Wolf Ingomar Faecks' Forderungen an die Agenturen:
Mitdenken: Agenturen, die sich als Berater verstehen, sollten von der reinen Dienstleistungslehre abweichen und nicht einfach umsetzen, was der Kunde sich wünscht. Gerade in einem politischen Umfeld, das der Regulierung von Marketingkommunikation denkbar offen gegenübersteht, lastet eine besondere Verantwortung auf den Agenturen.
Mitgestalten: Kommunikation, die Anlass zu öffentlicher Kritik gibt, schafft auf Kundenseite keine Markenwerte. Positive
Effekte für die Marke des Kunden zu erzielen, ist aber schlicht das zentrale Nutzenversprechen einer Agentur.
Mitfühlen: Natürlich liegt eine Verantwortung auch bei den Unternehmen. Eine Zwiebelsuppe, in der keine Zwiebeln sind, schafft kein Markenvertrauen, sondern führt Verbraucher ebenso in die Irre wie die begleitende Werbung.

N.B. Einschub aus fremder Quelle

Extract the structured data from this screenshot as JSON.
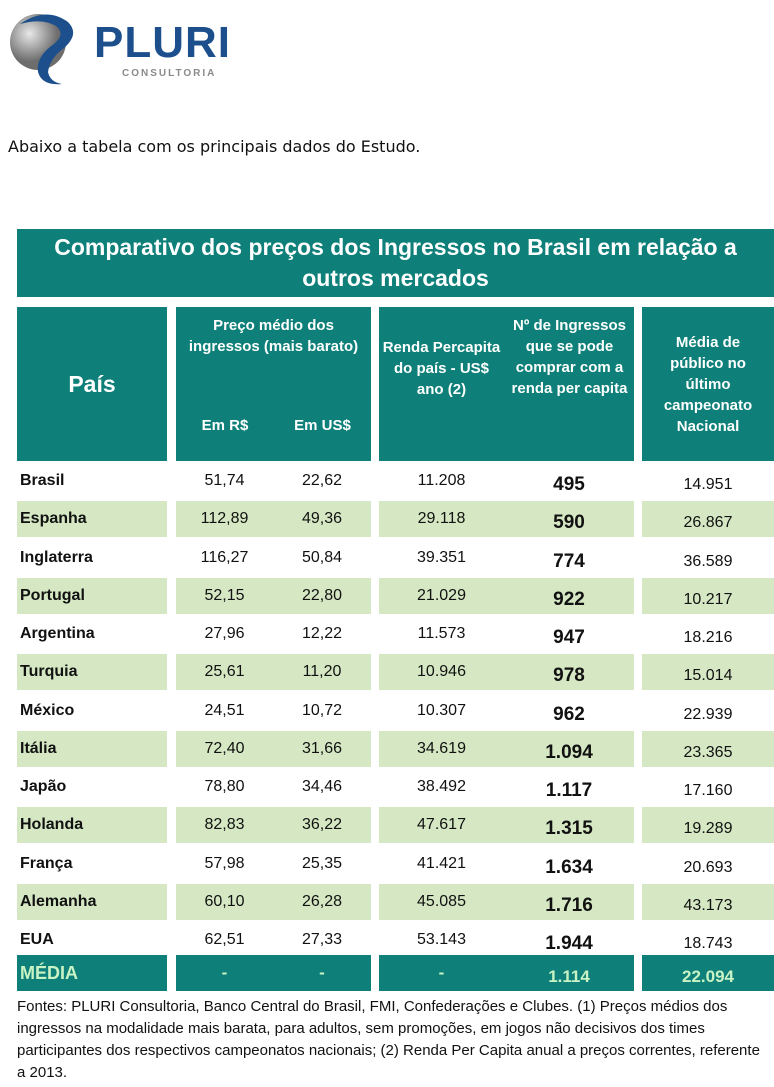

Mitverantworten: Nur starke Agenturen begründen ein Kundenverhältnis, das maximalen Nutzen für beide Seiten stiftet. Eine Beziehung, in der die Agentur auf die Rolle des willfährigen Erfüllungsgehilfen reduziert wird, ist für beide Seiten nicht effektiv und selten von Dauer. Also der klare Rat: Agenturen, übernehmt Verantwortung! Kunden, hört auf eure Agenturen!
KNSK-Chef Detmar Karpinski hält den GWA-Ansatz für "naiv":
Wie naiv: Der GWA möchte, dass Agenturen Verantwortung für die Produkte übernehmen, die sie bewerben. Das ist ehrenwert, das ist modern und das bringt sicher viel PR für den GWA und seinen Präsidenten. Aber leider ist es auch naiv.
Wie prüfen: Wie soll das praktisch aussehen? Wie soll eine Agentur prüfen, ob in dem von ihr beworbenen Joghurt tatsächlich 25 Prozent Erdbeeren drin sind? Sollen wir einen Lebensmittelchemiker einstellen? Wie soll sich eine Agentur von den Verbrauchswerten eines Automobils überzeugen? Indem wir uns teure Messgeräte zulegen oder eine Filiale in TÜV-Nähe gründen?
Wie lächerlich: In kaum einem anderen Land sind die Forderungen nach Anstand und Moral an Unternehmen so hoch wie bei uns. Das Ergebnis sind strengste Corporate-Governance- und Compliance-Regeln, die von den meisten Unternehmen mit größter Akribie und Transparenz gelebt werden. Ist es vor diesem Hintergrund nicht lächerlich, wenn der GWA sich auf Augenhöhe mit DAX-30-Unternehmen fühlt und ihnen zusätzlich noch einen Stempel aufdrücken will mit dem Text: "Geprüft von der Agentur Ihres Vertrauens!"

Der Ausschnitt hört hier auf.